Study Examines Risk Of Bleeding Among Patients Taking 2 Anti-Platelet Drugs

November 22, 2010

Dual antiplatelet therapy””treatment with the medications clopidogrel and aspirin together to prevent blood clots””poses a clinically significant risk of hemorrhage that should be considered before prescribing, according to a report in the November 22 issue of Archives of Internal Medicine, one of the JAMA/Archives journals.

Dual antiplatelet therapy with clopidogrel plus aspirin is commonly used to prevent blood clots in patients with cardiovascular disease, according to background information in the article. The treatment has demonstrated a benefit in reducing the formation of clots in stents and also in preventing blocked blood vessels in patients who have had a heart attack or other form of acute coronary syndrome. Although warfarin remains the standard of care for treatment of a wide variety of clot-related conditions, the strategy of dual antiplatelet therapy has gained increased attention as an alternative for some patients.

Nadine Shehab, Pharm.D., M.P.H., of the Centers for Disease Control and Prevention, Atlanta, and colleagues used national databases to identify emergency department visits for hemorrhage-related adverse events from either dual antiplatelet therapy or warfarin between 2006 and 2008.

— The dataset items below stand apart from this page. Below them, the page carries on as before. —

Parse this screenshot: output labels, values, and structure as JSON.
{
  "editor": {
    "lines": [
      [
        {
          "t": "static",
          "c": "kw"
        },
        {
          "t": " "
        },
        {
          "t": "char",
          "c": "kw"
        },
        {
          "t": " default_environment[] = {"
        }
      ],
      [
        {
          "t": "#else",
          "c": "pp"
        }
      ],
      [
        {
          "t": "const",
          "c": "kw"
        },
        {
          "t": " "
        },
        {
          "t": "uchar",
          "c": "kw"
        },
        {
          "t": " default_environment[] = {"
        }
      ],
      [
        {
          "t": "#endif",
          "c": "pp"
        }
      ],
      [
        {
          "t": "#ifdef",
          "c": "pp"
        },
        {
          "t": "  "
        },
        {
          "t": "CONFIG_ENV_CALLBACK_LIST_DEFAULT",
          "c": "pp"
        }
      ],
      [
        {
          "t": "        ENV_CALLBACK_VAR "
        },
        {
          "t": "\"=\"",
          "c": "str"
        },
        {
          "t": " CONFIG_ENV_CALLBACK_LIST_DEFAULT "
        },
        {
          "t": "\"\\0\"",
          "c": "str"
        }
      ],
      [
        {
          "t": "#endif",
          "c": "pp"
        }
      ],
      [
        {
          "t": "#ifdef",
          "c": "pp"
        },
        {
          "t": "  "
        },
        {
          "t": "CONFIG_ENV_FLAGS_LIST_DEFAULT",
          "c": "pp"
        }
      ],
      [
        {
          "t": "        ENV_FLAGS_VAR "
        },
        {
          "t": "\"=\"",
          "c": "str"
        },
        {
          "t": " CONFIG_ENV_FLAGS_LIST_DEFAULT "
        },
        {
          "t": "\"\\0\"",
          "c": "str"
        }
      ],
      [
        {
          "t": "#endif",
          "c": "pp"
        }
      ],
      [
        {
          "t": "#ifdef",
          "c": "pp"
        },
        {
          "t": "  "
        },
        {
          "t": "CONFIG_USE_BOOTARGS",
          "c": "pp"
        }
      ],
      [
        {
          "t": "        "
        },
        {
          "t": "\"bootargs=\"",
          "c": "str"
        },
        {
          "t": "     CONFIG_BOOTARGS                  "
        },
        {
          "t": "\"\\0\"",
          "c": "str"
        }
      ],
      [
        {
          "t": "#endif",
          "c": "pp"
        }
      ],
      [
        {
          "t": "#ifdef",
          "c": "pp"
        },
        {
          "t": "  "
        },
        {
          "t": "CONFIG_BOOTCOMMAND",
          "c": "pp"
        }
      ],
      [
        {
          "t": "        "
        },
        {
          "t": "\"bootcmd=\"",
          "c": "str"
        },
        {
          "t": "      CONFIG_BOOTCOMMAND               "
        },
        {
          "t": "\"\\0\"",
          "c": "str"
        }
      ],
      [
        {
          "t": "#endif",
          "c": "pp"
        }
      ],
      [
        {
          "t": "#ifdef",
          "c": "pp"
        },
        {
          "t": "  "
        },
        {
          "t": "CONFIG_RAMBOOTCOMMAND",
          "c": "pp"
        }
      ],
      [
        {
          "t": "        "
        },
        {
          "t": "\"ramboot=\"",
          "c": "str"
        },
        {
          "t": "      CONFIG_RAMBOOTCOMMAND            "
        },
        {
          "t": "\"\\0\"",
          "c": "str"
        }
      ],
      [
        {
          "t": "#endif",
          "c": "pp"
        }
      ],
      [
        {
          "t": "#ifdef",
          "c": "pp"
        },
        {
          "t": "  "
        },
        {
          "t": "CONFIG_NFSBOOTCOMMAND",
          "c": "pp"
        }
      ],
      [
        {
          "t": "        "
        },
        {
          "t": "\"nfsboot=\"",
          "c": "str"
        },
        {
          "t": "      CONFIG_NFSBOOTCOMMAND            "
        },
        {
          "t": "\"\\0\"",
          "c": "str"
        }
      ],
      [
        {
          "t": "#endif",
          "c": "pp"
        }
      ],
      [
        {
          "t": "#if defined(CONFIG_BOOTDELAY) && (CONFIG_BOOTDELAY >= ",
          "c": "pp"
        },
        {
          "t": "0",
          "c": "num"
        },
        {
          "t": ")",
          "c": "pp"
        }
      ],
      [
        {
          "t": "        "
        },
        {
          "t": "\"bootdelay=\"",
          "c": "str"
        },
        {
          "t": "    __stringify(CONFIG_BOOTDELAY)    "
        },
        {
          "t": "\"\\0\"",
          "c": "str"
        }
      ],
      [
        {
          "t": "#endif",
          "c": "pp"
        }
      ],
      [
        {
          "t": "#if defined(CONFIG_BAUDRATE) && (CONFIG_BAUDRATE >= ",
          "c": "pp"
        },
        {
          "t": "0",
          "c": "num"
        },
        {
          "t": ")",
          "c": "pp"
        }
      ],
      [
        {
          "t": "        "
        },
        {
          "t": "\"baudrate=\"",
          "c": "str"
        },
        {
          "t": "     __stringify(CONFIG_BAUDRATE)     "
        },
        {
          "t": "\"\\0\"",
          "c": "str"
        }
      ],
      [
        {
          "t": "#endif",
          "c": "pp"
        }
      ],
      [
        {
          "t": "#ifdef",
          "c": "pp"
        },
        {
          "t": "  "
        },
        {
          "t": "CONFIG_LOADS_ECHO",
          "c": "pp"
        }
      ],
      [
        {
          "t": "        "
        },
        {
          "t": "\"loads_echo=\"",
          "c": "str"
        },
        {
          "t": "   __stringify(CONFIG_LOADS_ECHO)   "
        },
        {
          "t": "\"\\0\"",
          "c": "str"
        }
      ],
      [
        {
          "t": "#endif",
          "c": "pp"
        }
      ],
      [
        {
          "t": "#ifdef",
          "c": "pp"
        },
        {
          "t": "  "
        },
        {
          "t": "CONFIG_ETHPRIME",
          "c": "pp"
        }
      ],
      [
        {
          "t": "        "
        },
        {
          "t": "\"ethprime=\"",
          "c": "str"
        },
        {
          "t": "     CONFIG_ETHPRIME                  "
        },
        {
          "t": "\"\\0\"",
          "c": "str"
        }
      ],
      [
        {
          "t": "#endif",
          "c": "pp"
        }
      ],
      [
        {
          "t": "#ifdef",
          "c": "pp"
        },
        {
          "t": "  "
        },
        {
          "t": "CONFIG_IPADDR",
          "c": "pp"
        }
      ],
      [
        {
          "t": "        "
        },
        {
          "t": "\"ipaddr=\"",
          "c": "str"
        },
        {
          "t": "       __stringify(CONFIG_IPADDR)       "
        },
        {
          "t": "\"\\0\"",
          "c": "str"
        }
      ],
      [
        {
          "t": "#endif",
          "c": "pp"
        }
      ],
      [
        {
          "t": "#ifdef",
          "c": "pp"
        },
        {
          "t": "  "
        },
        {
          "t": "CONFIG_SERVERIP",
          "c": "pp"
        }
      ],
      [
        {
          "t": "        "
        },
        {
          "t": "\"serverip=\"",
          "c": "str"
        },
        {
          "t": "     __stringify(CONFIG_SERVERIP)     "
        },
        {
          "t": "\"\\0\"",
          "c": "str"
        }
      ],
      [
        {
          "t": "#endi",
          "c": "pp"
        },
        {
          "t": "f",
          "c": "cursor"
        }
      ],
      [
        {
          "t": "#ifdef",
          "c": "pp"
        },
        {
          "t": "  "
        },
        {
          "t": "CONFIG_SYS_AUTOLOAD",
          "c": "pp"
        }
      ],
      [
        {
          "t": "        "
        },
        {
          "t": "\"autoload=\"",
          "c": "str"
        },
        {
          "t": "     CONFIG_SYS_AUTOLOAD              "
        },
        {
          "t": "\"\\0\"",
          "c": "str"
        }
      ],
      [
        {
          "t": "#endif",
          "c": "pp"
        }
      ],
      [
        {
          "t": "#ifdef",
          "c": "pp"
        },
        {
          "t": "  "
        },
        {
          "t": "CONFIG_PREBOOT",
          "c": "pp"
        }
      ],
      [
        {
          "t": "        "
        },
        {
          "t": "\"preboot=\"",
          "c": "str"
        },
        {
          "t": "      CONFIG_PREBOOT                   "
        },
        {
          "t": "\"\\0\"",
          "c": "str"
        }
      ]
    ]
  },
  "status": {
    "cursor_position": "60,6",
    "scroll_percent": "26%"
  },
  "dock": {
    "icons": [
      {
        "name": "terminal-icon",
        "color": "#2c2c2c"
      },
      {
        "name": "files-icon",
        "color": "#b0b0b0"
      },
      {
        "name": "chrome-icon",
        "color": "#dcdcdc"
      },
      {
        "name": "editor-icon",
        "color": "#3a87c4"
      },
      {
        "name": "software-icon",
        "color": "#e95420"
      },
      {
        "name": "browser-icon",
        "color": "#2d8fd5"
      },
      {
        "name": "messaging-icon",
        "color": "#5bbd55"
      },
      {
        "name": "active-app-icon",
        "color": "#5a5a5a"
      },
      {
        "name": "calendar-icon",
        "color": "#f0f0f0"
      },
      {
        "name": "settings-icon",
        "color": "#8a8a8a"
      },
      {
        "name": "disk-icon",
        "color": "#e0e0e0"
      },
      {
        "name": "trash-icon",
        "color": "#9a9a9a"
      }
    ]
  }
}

The researchers identified 384 annual emergency department visits for hemorrhage-related adverse events among patients taking dual antiplatelet therapy and 2,926 annual visits for those taking warfarin. Approximately 60 percent of emergency department visits for dual antiplatelet therapy consisted of epistaxis (nosebleeds) or minor hemorrhages. The estimated rate of emergency department visits was 1.2 per 1,000 outpatient prescription visits among patients taking dual antiplatelet therapy compared with 2.5 per 1,000 outpatient prescription visits taking warfarin.

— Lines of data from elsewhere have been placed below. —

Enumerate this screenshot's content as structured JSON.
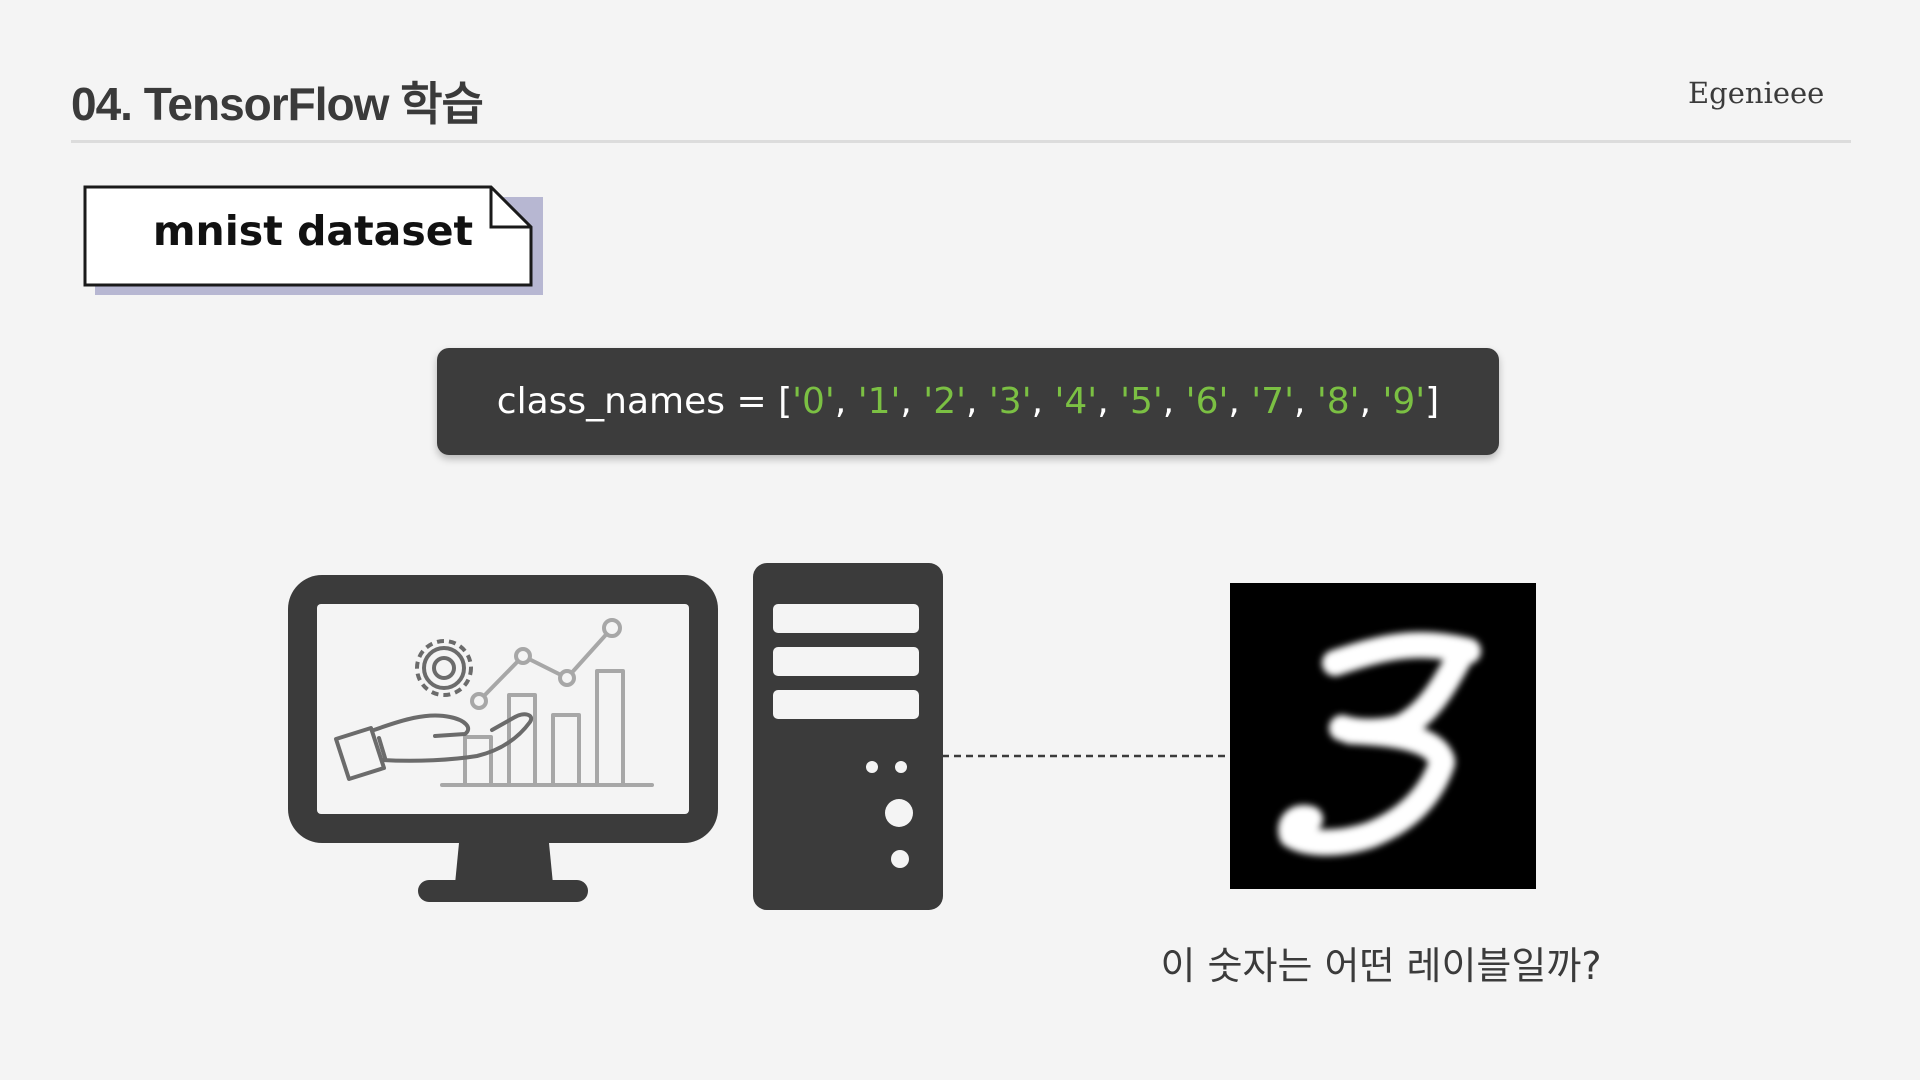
{
  "header": {
    "title": "04. TensorFlow 학습",
    "brand": "Egenieee"
  },
  "section_tag": {
    "label": "mnist dataset"
  },
  "code": {
    "prefix": "class_names = [",
    "items": [
      "'0'",
      "'1'",
      "'2'",
      "'3'",
      "'4'",
      "'5'",
      "'6'",
      "'7'",
      "'8'",
      "'9'"
    ],
    "separator": ", ",
    "suffix": "]"
  },
  "digit_image": {
    "digit": "3"
  },
  "question": "이 숫자는 어떤 레이블일까?",
  "icons": {
    "monitor": "monitor-icon",
    "computer_tower": "computer-tower-icon",
    "analytics": "hand-gear-growth-chart-icon"
  },
  "colors": {
    "background": "#f4f4f4",
    "code_background": "#3c3c3c",
    "code_string": "#7bc043",
    "device_dark": "#3b3b3b",
    "tag_shadow": "#b7b7d2"
  }
}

“Although we found the overall risk of hemorrhage-related emergency department visits to be three-fold higher for warfarin than for clopidogrel plus aspirin, a little more than one-half of the emergency department visits for acute hemorrhages due to warfarin were composed of minor hemorrhages and one-quarter of warfarin-related emergency department visits, overall, were for elevation of laboratory coagulation variables without documentation of hemorrhage,” the authors write. When only documented hemorrhages were considered, the risk of an emergency department visit was only doubled (rather than tripled) among warfarin users compared with those taking clopidogrel plus aspirin.

“The beneficial role of dual antiplatelet therapy is well established in patients with acute coronary syndromes and may potentially expand to a subset of patients with atrial fibrillation,” the authors conclude. “Ultimately, for each patient, the hemorrhagic risk associated with dual antiplatelet therapy will be determined by his or her specific demographic and clinical risk factors, underlying diagnosis, treatment setting and quality of clinical care. Broadly, however, these nationally representative findings on adverse events indicate that the hemorrhagic risk of clopidogrel plus aspirin therapy is substantial and suggest a need to approach that risk with vigilance.”